To check associativity (for multiplication – use a similar process for associativity of addition), start like this: $$\bigl((a, b) \cdot (c, d)\bigr) \cdot(e,f) = (ac,bd)\cdot (e,f) = \bigl((ac)e,(bd)f\bigr).$$ Then do a similar calculation for $(a,b)\cdot \bigl((c,d) \cdot(e,f)\bigr)$, and use associativity of $F$ to conclude that the two results are the same.Guest said:Problem: Let $F$ be a field and let $G = F \times F$. Define multiplication and addition on $G$ by setting $(a, b)+(c, d) = (a+c, b+d)$ and $(a, b) \cdot (c, d) = (ac, bd)$. Does this define a field structure on \(\displaystyle G\)?
I know field axioms but I'm unable to apply them to this problem. How do you check associativity for example?

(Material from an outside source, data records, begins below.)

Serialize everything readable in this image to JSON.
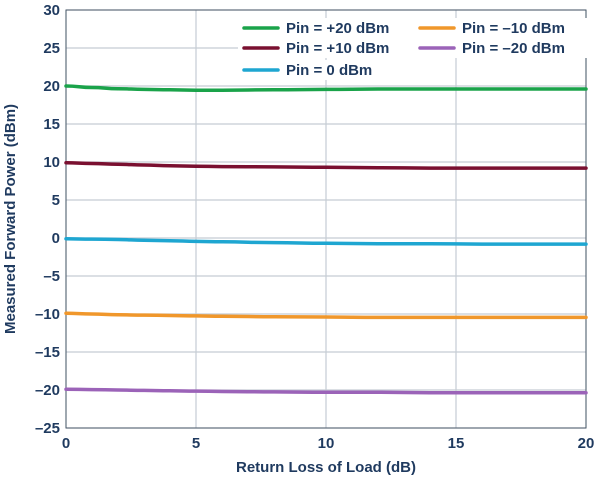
{
  "chart_data": {
    "type": "line",
    "title": "",
    "xlabel": "Return Loss of Load (dB)",
    "ylabel": "Measured Forward Power (dBm)",
    "xlim": [
      0,
      20
    ],
    "ylim": [
      -25,
      30
    ],
    "xticks": [
      0,
      5,
      10,
      15,
      20
    ],
    "yticks": [
      30,
      25,
      20,
      15,
      10,
      5,
      0,
      -5,
      -10,
      -15,
      -20,
      -25
    ],
    "xtick_labels": [
      "0",
      "5",
      "10",
      "15",
      "20"
    ],
    "ytick_labels": [
      "30",
      "25",
      "20",
      "15",
      "10",
      "5",
      "0",
      "–5",
      "–10",
      "–15",
      "–20",
      "–25"
    ],
    "grid": true,
    "legend_position": "top-right",
    "x": [
      0,
      1,
      2,
      3,
      4,
      5,
      6,
      8,
      10,
      12,
      14,
      16,
      18,
      20
    ],
    "series": [
      {
        "name": "Pin = +20 dBm",
        "color": "#1aa34a",
        "values": [
          20.0,
          19.8,
          19.65,
          19.55,
          19.5,
          19.45,
          19.45,
          19.5,
          19.55,
          19.6,
          19.6,
          19.6,
          19.6,
          19.6
        ]
      },
      {
        "name": "Pin = +10 dBm",
        "color": "#7a1030",
        "values": [
          9.9,
          9.8,
          9.7,
          9.6,
          9.5,
          9.45,
          9.4,
          9.35,
          9.3,
          9.25,
          9.2,
          9.2,
          9.2,
          9.2
        ]
      },
      {
        "name": "Pin = 0 dBm",
        "color": "#1ea6d1",
        "values": [
          -0.1,
          -0.15,
          -0.2,
          -0.3,
          -0.35,
          -0.45,
          -0.5,
          -0.6,
          -0.7,
          -0.75,
          -0.75,
          -0.8,
          -0.8,
          -0.8
        ]
      },
      {
        "name": "Pin = –10 dBm",
        "color": "#f0972b",
        "values": [
          -9.9,
          -10.0,
          -10.1,
          -10.15,
          -10.2,
          -10.25,
          -10.3,
          -10.35,
          -10.4,
          -10.45,
          -10.45,
          -10.45,
          -10.45,
          -10.45
        ]
      },
      {
        "name": "Pin = –20 dBm",
        "color": "#9b63b8",
        "values": [
          -19.9,
          -19.95,
          -20.0,
          -20.05,
          -20.1,
          -20.15,
          -20.2,
          -20.25,
          -20.3,
          -20.3,
          -20.35,
          -20.35,
          -20.35,
          -20.35
        ]
      }
    ],
    "legend_layout": [
      [
        "Pin = +20 dBm",
        "Pin = –10 dBm"
      ],
      [
        "Pin = +10 dBm",
        "Pin = –20 dBm"
      ],
      [
        "Pin = 0 dBm"
      ]
    ]
  }
}
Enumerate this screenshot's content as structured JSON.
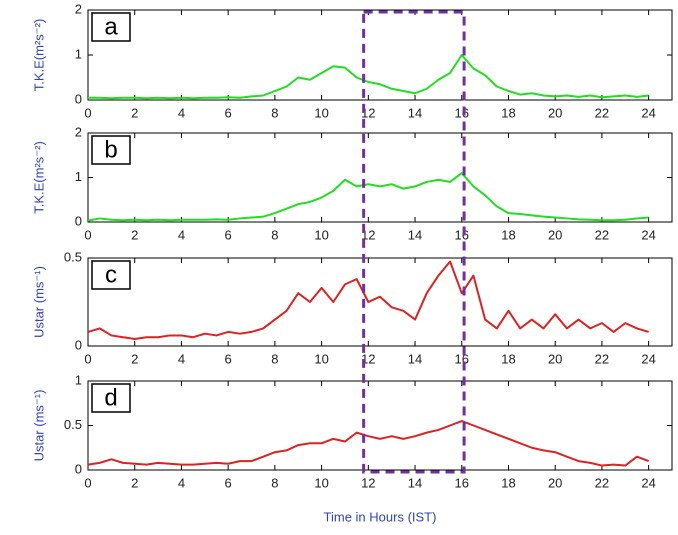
{
  "highlight": {
    "x": [
      11.8,
      16.1
    ],
    "color": "#7030a0"
  },
  "chart_data": [
    {
      "type": "line",
      "panel": "a",
      "ylabel": "T.K.E(m²s⁻²)",
      "x": [
        0,
        0.5,
        1,
        1.5,
        2,
        2.5,
        3,
        3.5,
        4,
        4.5,
        5,
        5.5,
        6,
        6.5,
        7,
        7.5,
        8,
        8.5,
        9,
        9.5,
        10,
        10.5,
        11,
        11.5,
        12,
        12.5,
        13,
        13.5,
        14,
        14.5,
        15,
        15.5,
        16,
        16.5,
        17,
        17.5,
        18,
        18.5,
        19,
        19.5,
        20,
        20.5,
        21,
        21.5,
        22,
        22.5,
        23,
        23.5,
        24
      ],
      "values": [
        0.05,
        0.05,
        0.04,
        0.05,
        0.05,
        0.04,
        0.05,
        0.04,
        0.05,
        0.04,
        0.05,
        0.05,
        0.06,
        0.05,
        0.08,
        0.1,
        0.2,
        0.3,
        0.5,
        0.45,
        0.6,
        0.75,
        0.72,
        0.5,
        0.4,
        0.35,
        0.25,
        0.2,
        0.15,
        0.25,
        0.45,
        0.6,
        1.0,
        0.7,
        0.55,
        0.3,
        0.2,
        0.12,
        0.15,
        0.1,
        0.08,
        0.1,
        0.07,
        0.1,
        0.06,
        0.08,
        0.1,
        0.07,
        0.1
      ],
      "color": "#22dd22",
      "xlim": [
        0,
        25
      ],
      "xticks": [
        0,
        2,
        4,
        6,
        8,
        10,
        12,
        14,
        16,
        18,
        20,
        22,
        24
      ],
      "ylim": [
        0,
        2
      ],
      "yticks": [
        0,
        1,
        2
      ]
    },
    {
      "type": "line",
      "panel": "b",
      "ylabel": "T.K.E(m²s⁻²)",
      "x": [
        0,
        0.5,
        1,
        1.5,
        2,
        2.5,
        3,
        3.5,
        4,
        4.5,
        5,
        5.5,
        6,
        6.5,
        7,
        7.5,
        8,
        8.5,
        9,
        9.5,
        10,
        10.5,
        11,
        11.5,
        12,
        12.5,
        13,
        13.5,
        14,
        14.5,
        15,
        15.5,
        16,
        16.5,
        17,
        17.5,
        18,
        18.5,
        19,
        19.5,
        20,
        20.5,
        21,
        21.5,
        22,
        22.5,
        23,
        23.5,
        24
      ],
      "values": [
        0.03,
        0.08,
        0.05,
        0.04,
        0.05,
        0.04,
        0.05,
        0.04,
        0.05,
        0.05,
        0.05,
        0.06,
        0.05,
        0.08,
        0.1,
        0.12,
        0.2,
        0.3,
        0.4,
        0.45,
        0.55,
        0.7,
        0.95,
        0.8,
        0.85,
        0.8,
        0.85,
        0.75,
        0.8,
        0.9,
        0.95,
        0.9,
        1.1,
        0.8,
        0.6,
        0.35,
        0.2,
        0.18,
        0.15,
        0.12,
        0.1,
        0.08,
        0.06,
        0.05,
        0.04,
        0.04,
        0.05,
        0.08,
        0.1
      ],
      "color": "#22dd22",
      "xlim": [
        0,
        25
      ],
      "xticks": [
        0,
        2,
        4,
        6,
        8,
        10,
        12,
        14,
        16,
        18,
        20,
        22,
        24
      ],
      "ylim": [
        0,
        2
      ],
      "yticks": [
        0,
        1,
        2
      ]
    },
    {
      "type": "line",
      "panel": "c",
      "ylabel": "Ustar (ms⁻¹)",
      "x": [
        0,
        0.5,
        1,
        1.5,
        2,
        2.5,
        3,
        3.5,
        4,
        4.5,
        5,
        5.5,
        6,
        6.5,
        7,
        7.5,
        8,
        8.5,
        9,
        9.5,
        10,
        10.5,
        11,
        11.5,
        12,
        12.5,
        13,
        13.5,
        14,
        14.5,
        15,
        15.5,
        16,
        16.5,
        17,
        17.5,
        18,
        18.5,
        19,
        19.5,
        20,
        20.5,
        21,
        21.5,
        22,
        22.5,
        23,
        23.5,
        24
      ],
      "values": [
        0.08,
        0.1,
        0.06,
        0.05,
        0.04,
        0.05,
        0.05,
        0.06,
        0.06,
        0.05,
        0.07,
        0.06,
        0.08,
        0.07,
        0.08,
        0.1,
        0.15,
        0.2,
        0.3,
        0.25,
        0.33,
        0.25,
        0.35,
        0.38,
        0.25,
        0.28,
        0.22,
        0.2,
        0.15,
        0.3,
        0.4,
        0.48,
        0.3,
        0.4,
        0.15,
        0.1,
        0.2,
        0.1,
        0.15,
        0.1,
        0.18,
        0.1,
        0.15,
        0.1,
        0.13,
        0.08,
        0.13,
        0.1,
        0.08
      ],
      "color": "#dd2222",
      "xlim": [
        0,
        25
      ],
      "xticks": [
        0,
        2,
        4,
        6,
        8,
        10,
        12,
        14,
        16,
        18,
        20,
        22,
        24
      ],
      "ylim": [
        0,
        0.5
      ],
      "yticks": [
        0,
        0.5
      ]
    },
    {
      "type": "line",
      "panel": "d",
      "ylabel": "Ustar (ms⁻¹)",
      "xlabel": "Time in Hours (IST)",
      "x": [
        0,
        0.5,
        1,
        1.5,
        2,
        2.5,
        3,
        3.5,
        4,
        4.5,
        5,
        5.5,
        6,
        6.5,
        7,
        7.5,
        8,
        8.5,
        9,
        9.5,
        10,
        10.5,
        11,
        11.5,
        12,
        12.5,
        13,
        13.5,
        14,
        14.5,
        15,
        15.5,
        16,
        16.5,
        17,
        17.5,
        18,
        18.5,
        19,
        19.5,
        20,
        20.5,
        21,
        21.5,
        22,
        22.5,
        23,
        23.5,
        24
      ],
      "values": [
        0.06,
        0.08,
        0.12,
        0.08,
        0.07,
        0.06,
        0.08,
        0.07,
        0.06,
        0.06,
        0.07,
        0.08,
        0.07,
        0.1,
        0.1,
        0.15,
        0.2,
        0.22,
        0.28,
        0.3,
        0.3,
        0.35,
        0.32,
        0.42,
        0.38,
        0.35,
        0.38,
        0.35,
        0.38,
        0.42,
        0.45,
        0.5,
        0.55,
        0.5,
        0.45,
        0.4,
        0.35,
        0.3,
        0.25,
        0.22,
        0.2,
        0.15,
        0.1,
        0.08,
        0.05,
        0.06,
        0.05,
        0.15,
        0.1
      ],
      "color": "#dd2222",
      "xlim": [
        0,
        25
      ],
      "xticks": [
        0,
        2,
        4,
        6,
        8,
        10,
        12,
        14,
        16,
        18,
        20,
        22,
        24
      ],
      "ylim": [
        0,
        1
      ],
      "yticks": [
        0,
        0.5,
        1
      ]
    }
  ]
}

I can't find suitable identity elements. I tried (0, 0) for addition and (1, 0) for multiplication but these don't work!Opalg said:You might do better to start the problem by asking what are the zero and identity elements of $F\times F$. Does each element of $F\times F$ have a negative, and does each nonzero element have an inverse?
Guest said:Thank you.
I can't find suitable identity elements. I tried (0, 0) for addition and (1, 0) for multiplication but these don't work!
The field axioms for $G = F \times F$ are:
To check if $G = F \times F$ satisfies the field axioms, you need to verify that each axiom holds true for all elements in $F \times F$. This can be done by performing the required operations on different elements of $F \times F$ and comparing the results with the expected values based on the axioms.
If $G = F \times F$ does not satisfy the field axioms, then it cannot be considered a field. This means that some of the fundamental properties of fields, such as the existence of inverses and distributivity, do not hold true for all elements in $F \times F$.
No, $G = F \times F$ must satisfy all of the field axioms to be considered a field. The field axioms are a set of fundamental properties that define what a field is, and if any of these axioms are not satisfied, then $G = F \times F$ cannot be classified as a field.
Yes, apart from the field axioms, $G = F \times F$ must also satisfy the properties of closure, where the result of an operation on any two elements in $F \times F$ must also be an element in $F \times F$, and the property of existence of multiplicative inverses, where every element in $F \times F$ (except for 0) must have a multiplicative inverse.